The tests from the previous section were extended to posterior predictive simulation. To this, the deviance of every sampled parameter vector from the posterior distribution was calculated with respect to two data sets: the original data set and a data set from the joint distribution of data and model parameters. From these, a Bayesian p-value was calculated, which is the fraction of simulation runs for which the deviance on the simulated data set was larger than the deviance on the original data set (Gelman & Meng, 1996). If the Bayesian p-value is close to 0 or 1, the data set is unlikely to result from the fitted joint distribution with respect to its deviance. Because the joint distribution of data and model parameters was fitted based on the assumption of a binomial observer, this represents evidence for nonstationarity. We quantified the power of this test by analyzing how well the test discriminated between a binomial and a betabinomial observer. 

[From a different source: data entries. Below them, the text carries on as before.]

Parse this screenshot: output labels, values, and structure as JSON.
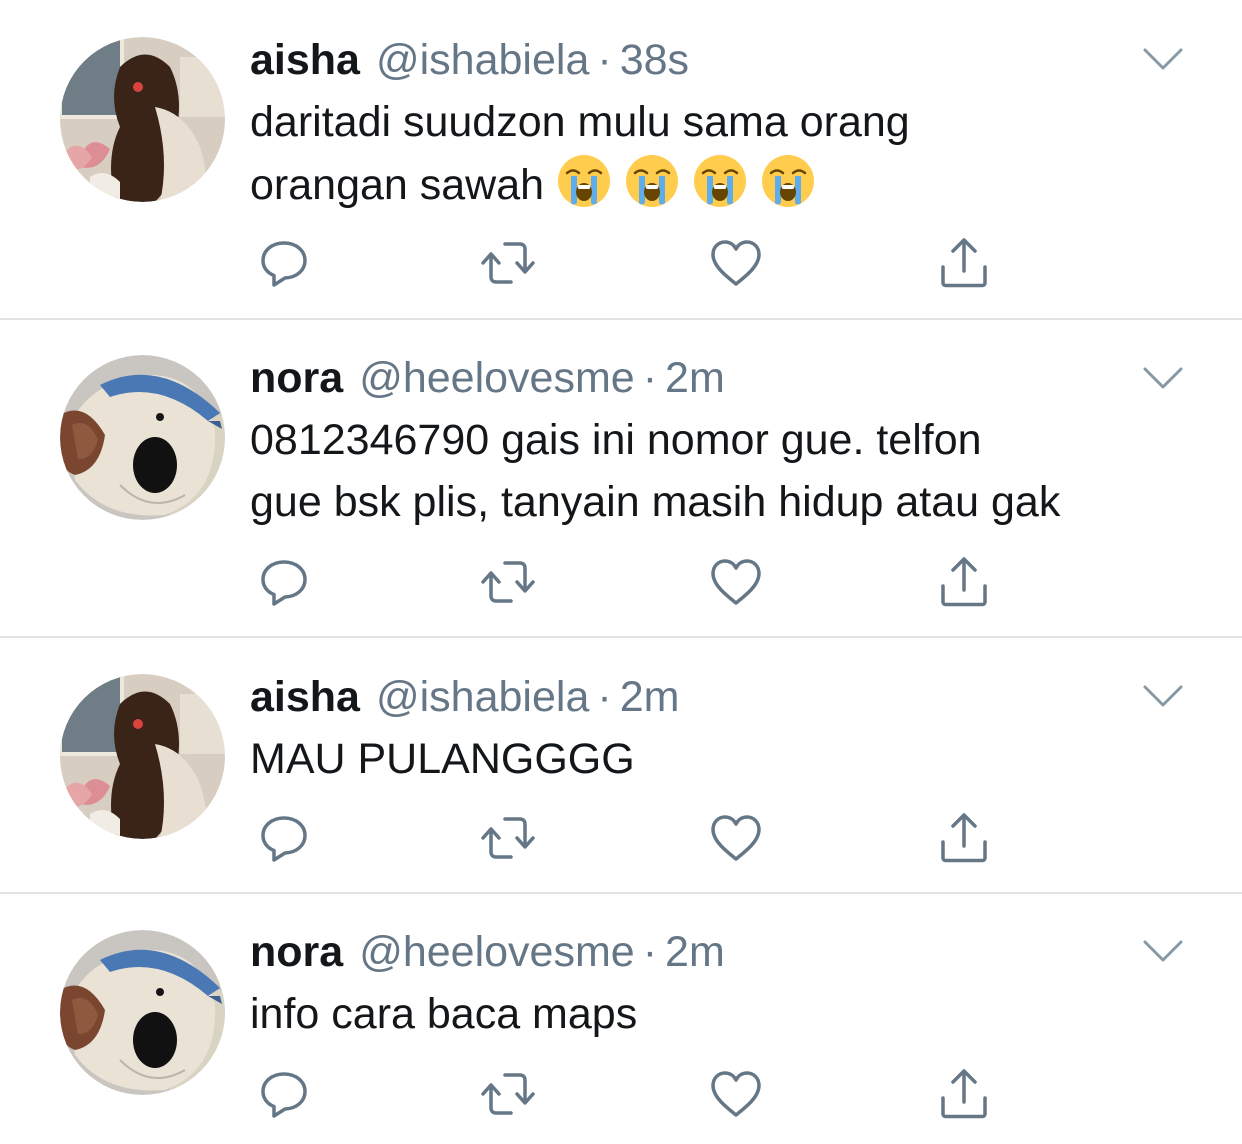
{
  "icons": {
    "more": "chevron-down-icon",
    "reply": "reply-icon",
    "retweet": "retweet-icon",
    "like": "heart-icon",
    "share": "share-icon",
    "emoji": "loudly-crying-face-emoji"
  },
  "colors": {
    "icon_gray": "#657786",
    "text": "#14171a",
    "divider": "#e1e4e7"
  },
  "tweets": [
    {
      "name": "aisha",
      "handle": "@ishabiela",
      "separator": "·",
      "time": "38s",
      "text_line1": "daritadi suudzon mulu sama orang",
      "text_line2": "orangan sawah",
      "emoji_count": 4
    },
    {
      "name": "nora",
      "handle": "@heelovesme",
      "separator": "·",
      "time": "2m",
      "text_line1": "0812346790 gais ini nomor gue. telfon",
      "text_line2": "gue bsk plis, tanyain masih hidup atau gak"
    },
    {
      "name": "aisha",
      "handle": "@ishabiela",
      "separator": "·",
      "time": "2m",
      "text_line1": "MAU PULANGGGG"
    },
    {
      "name": "nora",
      "handle": "@heelovesme",
      "separator": "·",
      "time": "2m",
      "text_line1": "info cara baca maps"
    }
  ]
}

Posterior predictive simulations were also used to derive a Bayesian p-value for the correlations between deviance residuals and recording sequence. 
Influential observations
Another perspective on nonstationary behavior can be gained by analyzing the influence of single data blocks on the fitted psychometric function. If a data block has an unduly large influence on the fitted psychometric function, this can have two reasons. Either the psychometric function has been sampled largely suboptimally and is determined only by a small fraction of the data points or the high influence of single data blocks is due to the fact that one data block represents a completely different psychological process than the others. An example for the second situation might be a data block that was recorded at the beginning of learning and, thus, represents unlearned behavior, while all other data blocks refer to more or less learned behavior. An observer that switches strategies from block to block might also result in single blocks with performances that are largely different from the remaining data set. Under some conditions, such an untypical block can have a large—and unwanted—influence on the fitted psychometric function. 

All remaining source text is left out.